There are seven full-time women assistant coaches in the league today. There was a time when there weren’t any.
That changed in 2014, when the San Antonio Spurs hired Becky Hammon. The hiring was seen as groundbreaking then, but for a successful franchise like the Spurs, it was not only a logical move, it was also an obvious choice.
Hammon suited up for the San Antonio Silver Stars for eight seasons in the WNBA before retiring as a player. On the court, she was both cerebral and fearless, and had the uncanny ability of driving and thriving inside where she outwits athletes much taller than she is. Her jumper was smooth, too.
Hammon played with so much intensity and fire, it was difficult to watch her and not feel the electricity. She moves with the ball with so much certainty, it’s as if she held a basketball since she was a toddler, which she totally did. Becky is simply basketball; basketball is simply Becky.
But growing up, the 5’6” Becky neither had the height nor the build to become a prototypical basketball player. When she took her shot at the WNBA draft in 1999, not one team picked her. She was later signed by the New York Liberty and started her career on the bench, as a backup point guard. Hammon wouldn’t let her bench role diminish her love for the game. By the time her New York stint ended after eight years, she had been an All-Star in three.
She made the All-Star team three more times after she was traded to San Antonio, where she posted career-high averages in points and assists. When she walked away from the game in a player capacity, she ranked 12th all-time in career points (5,841) and sixth in assists (1,705).
From bench role to WNBA legend. From backup point guard to backup coach. From undrafted to obvious choice.
16-year WNBA career and now an @NBA assistant coach 👏— WNBA (@WNBA) March 11, 2019
Highlighting the Top 5 Plays of @BeckyHammon on her birthday! #WNBABDAY pic.twitter.com/2sREPHh6Ej
Spurs head coach Gregg Popovich, at the time of the hiring, said he found a fit in his staff for Hammon because of her “basketball IQ, work ethic, and interpersonal skills,” and it had nothing to do with making history.

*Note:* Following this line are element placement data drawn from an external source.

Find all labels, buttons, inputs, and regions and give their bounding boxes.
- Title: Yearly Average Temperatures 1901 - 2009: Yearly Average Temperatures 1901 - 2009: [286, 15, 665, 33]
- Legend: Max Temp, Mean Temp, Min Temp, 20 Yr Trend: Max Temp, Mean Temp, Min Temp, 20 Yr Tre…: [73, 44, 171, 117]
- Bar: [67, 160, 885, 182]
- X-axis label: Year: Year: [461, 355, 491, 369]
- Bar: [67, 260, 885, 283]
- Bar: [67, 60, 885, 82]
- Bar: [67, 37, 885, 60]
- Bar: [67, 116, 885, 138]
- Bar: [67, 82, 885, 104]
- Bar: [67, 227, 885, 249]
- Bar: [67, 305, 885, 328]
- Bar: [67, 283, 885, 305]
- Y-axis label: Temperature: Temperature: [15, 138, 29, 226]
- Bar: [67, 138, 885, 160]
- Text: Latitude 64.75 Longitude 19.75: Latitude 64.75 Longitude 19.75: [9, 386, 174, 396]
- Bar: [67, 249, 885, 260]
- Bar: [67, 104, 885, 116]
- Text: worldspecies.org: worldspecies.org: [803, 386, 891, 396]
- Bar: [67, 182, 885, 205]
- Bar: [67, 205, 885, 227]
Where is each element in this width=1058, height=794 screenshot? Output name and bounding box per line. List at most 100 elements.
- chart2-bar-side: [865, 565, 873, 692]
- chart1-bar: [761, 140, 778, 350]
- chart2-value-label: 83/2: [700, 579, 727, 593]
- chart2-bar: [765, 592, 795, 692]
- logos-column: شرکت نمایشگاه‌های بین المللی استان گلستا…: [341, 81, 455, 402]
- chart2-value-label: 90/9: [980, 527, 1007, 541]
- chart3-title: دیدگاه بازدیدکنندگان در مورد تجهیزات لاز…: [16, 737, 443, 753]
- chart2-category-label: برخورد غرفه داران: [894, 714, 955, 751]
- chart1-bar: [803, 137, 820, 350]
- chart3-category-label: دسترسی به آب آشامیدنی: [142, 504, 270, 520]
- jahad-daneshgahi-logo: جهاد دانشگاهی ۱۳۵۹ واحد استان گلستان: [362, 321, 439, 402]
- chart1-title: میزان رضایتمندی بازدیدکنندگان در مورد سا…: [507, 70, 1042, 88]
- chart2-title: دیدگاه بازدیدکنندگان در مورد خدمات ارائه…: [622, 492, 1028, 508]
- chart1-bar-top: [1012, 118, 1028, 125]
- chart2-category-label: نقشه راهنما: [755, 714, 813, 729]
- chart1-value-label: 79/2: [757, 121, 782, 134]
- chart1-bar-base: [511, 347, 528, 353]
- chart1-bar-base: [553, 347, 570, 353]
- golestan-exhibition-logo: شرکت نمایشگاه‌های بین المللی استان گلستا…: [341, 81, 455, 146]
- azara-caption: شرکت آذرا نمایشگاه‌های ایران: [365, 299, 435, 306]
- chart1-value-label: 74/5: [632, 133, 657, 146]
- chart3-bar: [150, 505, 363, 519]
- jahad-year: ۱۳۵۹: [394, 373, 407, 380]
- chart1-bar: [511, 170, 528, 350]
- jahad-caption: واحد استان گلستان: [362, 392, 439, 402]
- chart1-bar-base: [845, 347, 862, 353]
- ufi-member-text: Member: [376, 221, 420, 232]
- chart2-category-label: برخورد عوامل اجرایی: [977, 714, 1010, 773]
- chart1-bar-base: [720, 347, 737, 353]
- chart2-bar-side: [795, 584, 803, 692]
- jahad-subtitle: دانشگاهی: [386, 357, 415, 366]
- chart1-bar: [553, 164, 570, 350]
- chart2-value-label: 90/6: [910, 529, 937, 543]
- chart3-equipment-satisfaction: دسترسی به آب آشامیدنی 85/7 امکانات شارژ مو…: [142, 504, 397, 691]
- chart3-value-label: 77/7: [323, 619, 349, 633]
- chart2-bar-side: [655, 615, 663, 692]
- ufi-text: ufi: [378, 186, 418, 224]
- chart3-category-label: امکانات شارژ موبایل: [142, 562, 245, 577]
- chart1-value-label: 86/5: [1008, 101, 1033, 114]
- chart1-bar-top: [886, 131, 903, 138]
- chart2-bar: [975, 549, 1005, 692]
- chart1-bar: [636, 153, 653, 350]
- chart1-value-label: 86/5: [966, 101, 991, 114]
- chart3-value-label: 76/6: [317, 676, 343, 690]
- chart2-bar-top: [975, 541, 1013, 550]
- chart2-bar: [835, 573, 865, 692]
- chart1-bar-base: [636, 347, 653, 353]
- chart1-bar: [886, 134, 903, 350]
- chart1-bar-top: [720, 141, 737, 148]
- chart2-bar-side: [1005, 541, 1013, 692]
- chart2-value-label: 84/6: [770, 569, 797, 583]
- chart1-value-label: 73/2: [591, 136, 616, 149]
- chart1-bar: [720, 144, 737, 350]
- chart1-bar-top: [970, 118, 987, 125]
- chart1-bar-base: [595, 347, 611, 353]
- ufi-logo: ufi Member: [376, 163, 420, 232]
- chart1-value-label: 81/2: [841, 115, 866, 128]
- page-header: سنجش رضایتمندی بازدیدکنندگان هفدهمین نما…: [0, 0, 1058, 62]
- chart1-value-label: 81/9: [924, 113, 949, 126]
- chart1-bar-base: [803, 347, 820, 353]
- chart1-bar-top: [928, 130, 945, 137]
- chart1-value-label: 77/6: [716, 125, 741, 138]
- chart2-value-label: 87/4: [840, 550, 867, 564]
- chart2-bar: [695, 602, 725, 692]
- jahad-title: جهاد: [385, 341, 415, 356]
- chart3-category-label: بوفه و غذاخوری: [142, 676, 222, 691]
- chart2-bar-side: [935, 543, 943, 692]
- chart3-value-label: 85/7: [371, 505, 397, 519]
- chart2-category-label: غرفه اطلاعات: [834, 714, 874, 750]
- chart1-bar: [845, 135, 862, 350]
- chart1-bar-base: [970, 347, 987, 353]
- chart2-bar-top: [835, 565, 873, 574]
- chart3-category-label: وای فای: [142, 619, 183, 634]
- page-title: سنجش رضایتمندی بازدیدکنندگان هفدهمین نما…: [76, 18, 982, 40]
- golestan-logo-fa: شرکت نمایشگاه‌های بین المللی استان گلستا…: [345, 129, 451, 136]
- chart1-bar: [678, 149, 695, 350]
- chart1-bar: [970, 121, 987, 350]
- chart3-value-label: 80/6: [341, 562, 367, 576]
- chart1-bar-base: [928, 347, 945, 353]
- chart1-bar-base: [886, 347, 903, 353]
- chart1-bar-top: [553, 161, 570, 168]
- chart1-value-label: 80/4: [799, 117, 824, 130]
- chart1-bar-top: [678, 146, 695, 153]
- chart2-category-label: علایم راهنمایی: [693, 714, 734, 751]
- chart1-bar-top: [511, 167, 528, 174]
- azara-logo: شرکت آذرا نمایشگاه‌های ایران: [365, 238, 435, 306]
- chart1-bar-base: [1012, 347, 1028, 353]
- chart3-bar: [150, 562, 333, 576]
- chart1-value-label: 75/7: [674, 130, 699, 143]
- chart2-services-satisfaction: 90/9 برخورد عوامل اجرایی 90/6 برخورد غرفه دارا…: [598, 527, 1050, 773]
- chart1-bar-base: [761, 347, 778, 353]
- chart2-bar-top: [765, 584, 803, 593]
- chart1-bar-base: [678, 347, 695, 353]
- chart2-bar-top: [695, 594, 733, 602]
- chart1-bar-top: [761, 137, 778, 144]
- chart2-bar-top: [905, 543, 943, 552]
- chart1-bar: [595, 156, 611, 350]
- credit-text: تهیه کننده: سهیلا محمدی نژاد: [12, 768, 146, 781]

Hammon, with her wealth of experience and knowledge of the game, was simply the right person for the job.
But history seemed to be the one chasing after Hammon.
In a game against the defending champs Los Angeles Lakers in December 2020, Popovich was ejected for arguing a no-call. On the way to the locker room, Popovich pointed at Hammon and told her in words that couldn’t have been said better: “You got ‘em.”
With those words, Hammon became the first female acting head coach in NBA history. History made yet again. Another barrier broken.
"Obviously, it's a big deal," Hammon said postgame. "It's a substantial moment. I've been a part of this organization, I got traded here in 2007, so I've been in San Antonio and part of the Spurs and sports organization with the Stars and everything for 13 years. So I have a lot of time invested, and they have a lot of time invested in me, in building me and getting me better."
Hammon’s progression to the coaching staff of one of the league’s best coaches in Popovich was a product of hard work, dating back from her days in New York, or even way before that, when she was just dreaming of a life in basketball. Now, as assistant coach of the Spurs, she stands out not because of her gender, but because she should.
Now is a time when there aren’t any women head coaches in the NBA. Bet on Becky Hammon to do something about that someday.